Dans des déclarations à la presse à l’issue d’une cérémonie de fin d’année dans une école, le prince Soltane Ibn Abdelaziz, a estimé que la justice marocaine est en mesure d’instruire cette affaire et qu’il n’y a nul besoin de dépêcher une délégation saoudienne pour interroger ces personnes accusées de préparer des attentats-suicides contre des navires étrangers dans le détroit de Gibraltar et des objectifs marocains. Le Prince a affirmé, par ailleurs, que les relations de son pays avec la Grande-Bretagne sont bonnes et ne sont nullement affectées par la campagne menée par certains journaux britanniques contre l’Arabie Saoudite, notamment après la mort, la semaine dernière, à Ryad d’un ressortissant britannique dans l’explosion d’une voiture piégée.
Un avocat de membres présumés d’Al Qaïda parle de tortures.
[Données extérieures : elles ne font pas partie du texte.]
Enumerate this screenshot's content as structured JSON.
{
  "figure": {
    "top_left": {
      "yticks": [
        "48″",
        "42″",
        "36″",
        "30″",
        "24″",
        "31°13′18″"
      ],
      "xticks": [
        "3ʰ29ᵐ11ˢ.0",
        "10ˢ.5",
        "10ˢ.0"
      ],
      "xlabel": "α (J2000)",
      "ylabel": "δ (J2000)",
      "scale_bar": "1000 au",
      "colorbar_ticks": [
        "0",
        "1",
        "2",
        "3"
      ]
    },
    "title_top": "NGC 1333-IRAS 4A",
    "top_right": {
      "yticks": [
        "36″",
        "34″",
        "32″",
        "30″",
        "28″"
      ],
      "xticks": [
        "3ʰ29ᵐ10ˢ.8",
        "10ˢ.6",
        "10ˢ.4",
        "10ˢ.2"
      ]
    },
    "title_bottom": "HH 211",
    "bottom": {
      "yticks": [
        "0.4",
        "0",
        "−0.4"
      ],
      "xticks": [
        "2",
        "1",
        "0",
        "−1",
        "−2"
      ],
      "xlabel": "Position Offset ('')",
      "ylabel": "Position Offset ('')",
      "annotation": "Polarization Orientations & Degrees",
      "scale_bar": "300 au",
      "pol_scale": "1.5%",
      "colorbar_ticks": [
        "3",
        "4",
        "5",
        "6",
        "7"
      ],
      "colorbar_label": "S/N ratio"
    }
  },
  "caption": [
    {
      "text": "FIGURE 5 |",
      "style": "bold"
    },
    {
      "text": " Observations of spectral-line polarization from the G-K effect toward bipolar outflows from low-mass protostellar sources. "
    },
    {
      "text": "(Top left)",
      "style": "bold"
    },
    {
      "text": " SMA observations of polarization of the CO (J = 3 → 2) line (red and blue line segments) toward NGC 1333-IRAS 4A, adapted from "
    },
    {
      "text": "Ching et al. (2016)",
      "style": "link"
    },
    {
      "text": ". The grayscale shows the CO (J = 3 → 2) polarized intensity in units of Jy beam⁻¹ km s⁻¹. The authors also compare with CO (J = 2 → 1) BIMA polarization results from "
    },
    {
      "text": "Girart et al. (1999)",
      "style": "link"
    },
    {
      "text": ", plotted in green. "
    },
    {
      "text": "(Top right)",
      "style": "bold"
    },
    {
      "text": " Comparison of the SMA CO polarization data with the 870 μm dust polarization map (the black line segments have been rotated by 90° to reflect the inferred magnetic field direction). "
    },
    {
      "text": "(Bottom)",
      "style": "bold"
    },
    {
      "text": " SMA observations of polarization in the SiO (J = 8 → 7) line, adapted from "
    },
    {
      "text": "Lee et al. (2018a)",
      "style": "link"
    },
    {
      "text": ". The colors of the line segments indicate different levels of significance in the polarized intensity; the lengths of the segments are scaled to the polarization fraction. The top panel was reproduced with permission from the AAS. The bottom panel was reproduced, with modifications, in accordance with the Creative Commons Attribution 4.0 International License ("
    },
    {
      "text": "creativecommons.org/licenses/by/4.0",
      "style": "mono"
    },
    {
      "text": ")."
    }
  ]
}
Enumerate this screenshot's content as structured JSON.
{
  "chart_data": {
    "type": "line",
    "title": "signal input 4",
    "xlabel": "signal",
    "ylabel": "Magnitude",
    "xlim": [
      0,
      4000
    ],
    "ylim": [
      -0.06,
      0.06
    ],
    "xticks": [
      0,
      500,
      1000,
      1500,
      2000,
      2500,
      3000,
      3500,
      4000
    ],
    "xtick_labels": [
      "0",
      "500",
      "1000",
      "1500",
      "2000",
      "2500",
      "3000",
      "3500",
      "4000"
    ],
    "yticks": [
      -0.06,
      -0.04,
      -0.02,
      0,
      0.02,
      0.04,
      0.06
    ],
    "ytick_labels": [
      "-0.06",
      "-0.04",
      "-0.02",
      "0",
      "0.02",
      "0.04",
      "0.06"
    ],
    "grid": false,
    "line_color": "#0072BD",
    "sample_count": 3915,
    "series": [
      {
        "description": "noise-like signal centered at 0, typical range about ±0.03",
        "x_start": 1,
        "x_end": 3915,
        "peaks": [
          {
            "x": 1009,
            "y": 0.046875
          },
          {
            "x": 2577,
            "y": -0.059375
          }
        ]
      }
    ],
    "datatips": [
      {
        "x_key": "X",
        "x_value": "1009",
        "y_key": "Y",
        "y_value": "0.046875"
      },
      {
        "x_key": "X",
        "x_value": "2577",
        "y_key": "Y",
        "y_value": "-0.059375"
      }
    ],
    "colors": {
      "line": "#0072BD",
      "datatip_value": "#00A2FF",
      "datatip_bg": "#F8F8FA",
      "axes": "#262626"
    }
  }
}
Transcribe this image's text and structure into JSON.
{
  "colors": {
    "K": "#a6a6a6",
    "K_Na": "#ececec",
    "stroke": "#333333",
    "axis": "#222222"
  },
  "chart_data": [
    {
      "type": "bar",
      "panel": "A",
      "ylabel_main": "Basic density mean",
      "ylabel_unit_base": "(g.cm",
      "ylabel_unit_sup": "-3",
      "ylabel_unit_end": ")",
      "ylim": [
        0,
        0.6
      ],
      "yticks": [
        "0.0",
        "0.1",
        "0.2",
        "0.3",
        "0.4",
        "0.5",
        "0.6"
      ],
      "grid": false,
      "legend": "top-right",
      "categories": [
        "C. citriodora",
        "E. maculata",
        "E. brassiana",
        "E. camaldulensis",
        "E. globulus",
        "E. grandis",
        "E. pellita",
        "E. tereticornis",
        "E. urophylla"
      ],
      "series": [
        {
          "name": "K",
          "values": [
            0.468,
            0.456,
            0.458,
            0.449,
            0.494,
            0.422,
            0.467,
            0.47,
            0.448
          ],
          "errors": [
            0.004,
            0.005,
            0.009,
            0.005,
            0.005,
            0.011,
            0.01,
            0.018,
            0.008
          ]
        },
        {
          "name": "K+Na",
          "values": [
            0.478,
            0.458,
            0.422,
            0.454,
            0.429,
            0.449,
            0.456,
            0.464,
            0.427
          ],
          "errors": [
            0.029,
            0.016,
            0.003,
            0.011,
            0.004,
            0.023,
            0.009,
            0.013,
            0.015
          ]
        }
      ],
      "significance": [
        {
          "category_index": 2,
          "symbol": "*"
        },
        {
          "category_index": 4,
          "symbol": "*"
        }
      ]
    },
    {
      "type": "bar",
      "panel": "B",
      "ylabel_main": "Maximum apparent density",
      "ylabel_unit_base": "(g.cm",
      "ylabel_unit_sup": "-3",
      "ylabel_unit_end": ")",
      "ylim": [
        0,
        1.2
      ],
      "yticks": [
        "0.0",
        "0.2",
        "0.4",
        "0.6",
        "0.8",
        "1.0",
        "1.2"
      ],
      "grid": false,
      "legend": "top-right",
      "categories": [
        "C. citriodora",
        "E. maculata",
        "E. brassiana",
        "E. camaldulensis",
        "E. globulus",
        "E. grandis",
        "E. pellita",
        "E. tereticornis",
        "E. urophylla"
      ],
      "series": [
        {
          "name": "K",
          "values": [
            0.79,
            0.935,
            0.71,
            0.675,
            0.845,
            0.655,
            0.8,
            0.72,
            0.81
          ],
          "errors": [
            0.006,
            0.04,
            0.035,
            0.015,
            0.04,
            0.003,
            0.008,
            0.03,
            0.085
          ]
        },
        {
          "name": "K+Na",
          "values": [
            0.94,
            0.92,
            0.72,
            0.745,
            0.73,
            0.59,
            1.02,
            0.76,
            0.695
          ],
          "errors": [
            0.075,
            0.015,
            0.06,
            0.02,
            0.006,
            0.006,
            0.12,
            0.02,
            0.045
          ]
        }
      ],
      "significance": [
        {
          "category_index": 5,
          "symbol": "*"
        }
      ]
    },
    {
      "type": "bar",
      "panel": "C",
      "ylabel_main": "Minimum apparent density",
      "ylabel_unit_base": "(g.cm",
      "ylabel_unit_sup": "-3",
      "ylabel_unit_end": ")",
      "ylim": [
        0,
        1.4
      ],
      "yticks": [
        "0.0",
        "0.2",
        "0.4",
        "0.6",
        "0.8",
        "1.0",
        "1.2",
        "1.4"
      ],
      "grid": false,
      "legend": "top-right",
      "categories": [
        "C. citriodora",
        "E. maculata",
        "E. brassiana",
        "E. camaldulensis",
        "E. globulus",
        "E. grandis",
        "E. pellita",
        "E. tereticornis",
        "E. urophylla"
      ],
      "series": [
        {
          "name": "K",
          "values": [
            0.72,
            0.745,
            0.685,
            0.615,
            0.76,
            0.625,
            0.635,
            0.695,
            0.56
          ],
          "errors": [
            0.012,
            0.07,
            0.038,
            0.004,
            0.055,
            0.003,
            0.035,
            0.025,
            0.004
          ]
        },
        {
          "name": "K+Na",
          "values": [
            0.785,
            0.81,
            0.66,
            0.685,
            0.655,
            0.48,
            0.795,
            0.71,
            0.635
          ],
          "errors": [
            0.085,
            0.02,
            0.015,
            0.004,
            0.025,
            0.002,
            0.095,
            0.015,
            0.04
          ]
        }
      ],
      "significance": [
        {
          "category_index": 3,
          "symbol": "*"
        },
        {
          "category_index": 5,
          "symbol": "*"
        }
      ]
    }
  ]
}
En revanche, l’avocat des membres d’Al Qaïda, détenus au Maroc, affirme que ses clients ont été torturés afin de leur extorquer des aveux sur leur participation à la préparation d’attentats. «Ils ont tous été soumis à des formes diverses de torture physique, à des agressions verbales, des blasphèmes. Les voiles des femmes ont été arrachés. On les a forcés à avouer», a déclaré Taoufik Msaef dans une interview au journal Ashark Al-Aousat, publié à Londres dimanche.